Şükrü Özyıldız ile ‘Karadut’u Konuştuk

 Şükrü Özyıldız ile ‘Karadut’u Konuştuk

Sezonun iddialı dizilerinden Karadutu Episode 58. sayının kapağına taşıdık. Dizinin başrollerinden Şükrü Özyıldız ile diziyi ve Tayfun karakterini konuştuk. Bu röportajı şimdi sitemizde de yayımlıyoruz. Keyifli okumalar…

Karadut dosyamızdaki diğer röportajlara erişmek için buraya tıklayabilirsiniz.

Şükrü Özyıldız: Beni heyecanlandıran, projenin enteresanlığına ve ilgi çekiciliğine inandığım birçok unsur barındırıyor Karadut.

Şükrü Özyıldız

Karadut’ta sizi en çok etkileyen, projeyi kabul etmenizi sağlayan özellikler nelerdi?

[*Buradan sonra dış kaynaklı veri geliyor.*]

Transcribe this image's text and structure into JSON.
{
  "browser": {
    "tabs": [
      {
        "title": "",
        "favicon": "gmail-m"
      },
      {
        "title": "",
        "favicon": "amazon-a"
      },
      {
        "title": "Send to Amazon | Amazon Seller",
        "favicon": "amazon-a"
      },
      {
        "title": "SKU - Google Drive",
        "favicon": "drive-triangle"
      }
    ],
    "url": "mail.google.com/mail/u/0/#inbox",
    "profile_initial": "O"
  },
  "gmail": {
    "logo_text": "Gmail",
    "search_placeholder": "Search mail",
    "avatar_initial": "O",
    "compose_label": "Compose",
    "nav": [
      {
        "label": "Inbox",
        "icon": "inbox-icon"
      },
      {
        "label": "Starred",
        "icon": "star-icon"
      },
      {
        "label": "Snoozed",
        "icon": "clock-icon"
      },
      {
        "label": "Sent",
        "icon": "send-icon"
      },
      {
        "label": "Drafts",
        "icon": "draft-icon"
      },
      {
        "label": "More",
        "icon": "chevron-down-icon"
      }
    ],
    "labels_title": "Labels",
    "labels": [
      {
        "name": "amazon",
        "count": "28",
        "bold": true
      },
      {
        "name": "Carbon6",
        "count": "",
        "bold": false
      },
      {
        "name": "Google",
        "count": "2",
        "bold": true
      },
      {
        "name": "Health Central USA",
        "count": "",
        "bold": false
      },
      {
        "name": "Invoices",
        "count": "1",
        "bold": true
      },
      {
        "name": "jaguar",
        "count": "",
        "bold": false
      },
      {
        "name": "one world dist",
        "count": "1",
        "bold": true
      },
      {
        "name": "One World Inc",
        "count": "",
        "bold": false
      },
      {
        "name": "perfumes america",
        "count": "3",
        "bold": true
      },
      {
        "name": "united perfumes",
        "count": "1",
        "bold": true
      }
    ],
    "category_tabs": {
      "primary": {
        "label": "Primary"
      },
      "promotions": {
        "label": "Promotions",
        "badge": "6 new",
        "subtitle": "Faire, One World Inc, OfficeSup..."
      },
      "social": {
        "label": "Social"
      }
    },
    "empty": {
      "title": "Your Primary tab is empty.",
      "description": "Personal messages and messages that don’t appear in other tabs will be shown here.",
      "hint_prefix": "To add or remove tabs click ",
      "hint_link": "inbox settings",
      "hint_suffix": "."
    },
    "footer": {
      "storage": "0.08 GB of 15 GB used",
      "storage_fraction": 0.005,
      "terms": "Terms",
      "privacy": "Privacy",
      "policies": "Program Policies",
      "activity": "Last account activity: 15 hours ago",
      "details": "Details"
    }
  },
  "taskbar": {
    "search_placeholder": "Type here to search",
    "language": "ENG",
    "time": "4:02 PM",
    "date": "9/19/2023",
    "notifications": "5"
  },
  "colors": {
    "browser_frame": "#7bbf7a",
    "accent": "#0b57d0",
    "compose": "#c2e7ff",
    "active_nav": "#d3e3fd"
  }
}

Karadut çok dozunda kalabalığı olan bir proje. Tüm karakterlerin bazı insani hassasiyetlerle ve en acı gerçeklikleriyle donatıldığı, çok iyi işlenmiş bir hikâye. Tayfun’un ise benim daha önce hiç oynamadığım türden derinliği ve hayata karşı farklı bir düzlemden baktığı bir intikam anlayışı var. Aslında hayata 10-0 geride başlamış birisi ama bu arayı kapatmak için neredeyse her yola başvurmak zorunda kalmış. Beni heyecanlandıran, projenin enteresanlığına ve ilgi çekiciliğine inandığım birçok unsur barındırıyor Karadut.

Tayfun, seyirci için hâlâ gizemli bir karakter. Doktor olduğunu, dünyanın farklı yerlerinde çalıştığını ama artık doktorluk yapmadığını biliyoruz. Hayatı ve istekleri konusunda net birisi. Siz nasıl anlatırsınız Tayfun’u?

Tayfun çok sürprizli bir karakter dediğiniz gibi, görünen yüzü öyle ancak bu aslında Tayfun’un bilerek ve isteyerek gösterdiği bir yüz. Zaaflarını çok iyi gizliyor, eksikliklerinin farkında ve bu eksikliklerini gidermek için yapması gerekenleri yapıyor. Ama bazı şeyler için artık çok geç ve orada kendi çözümlerini devreye sokuyor. Sürprizini bozmak istemiyorum. Ancak bölümler ilerledikçe ve Tayfun’u gerçek anlamda görmeye başladıkça seyirci çok ama çok şaşıracak. Belki kızacak ama kesinlikle çok hak verecek.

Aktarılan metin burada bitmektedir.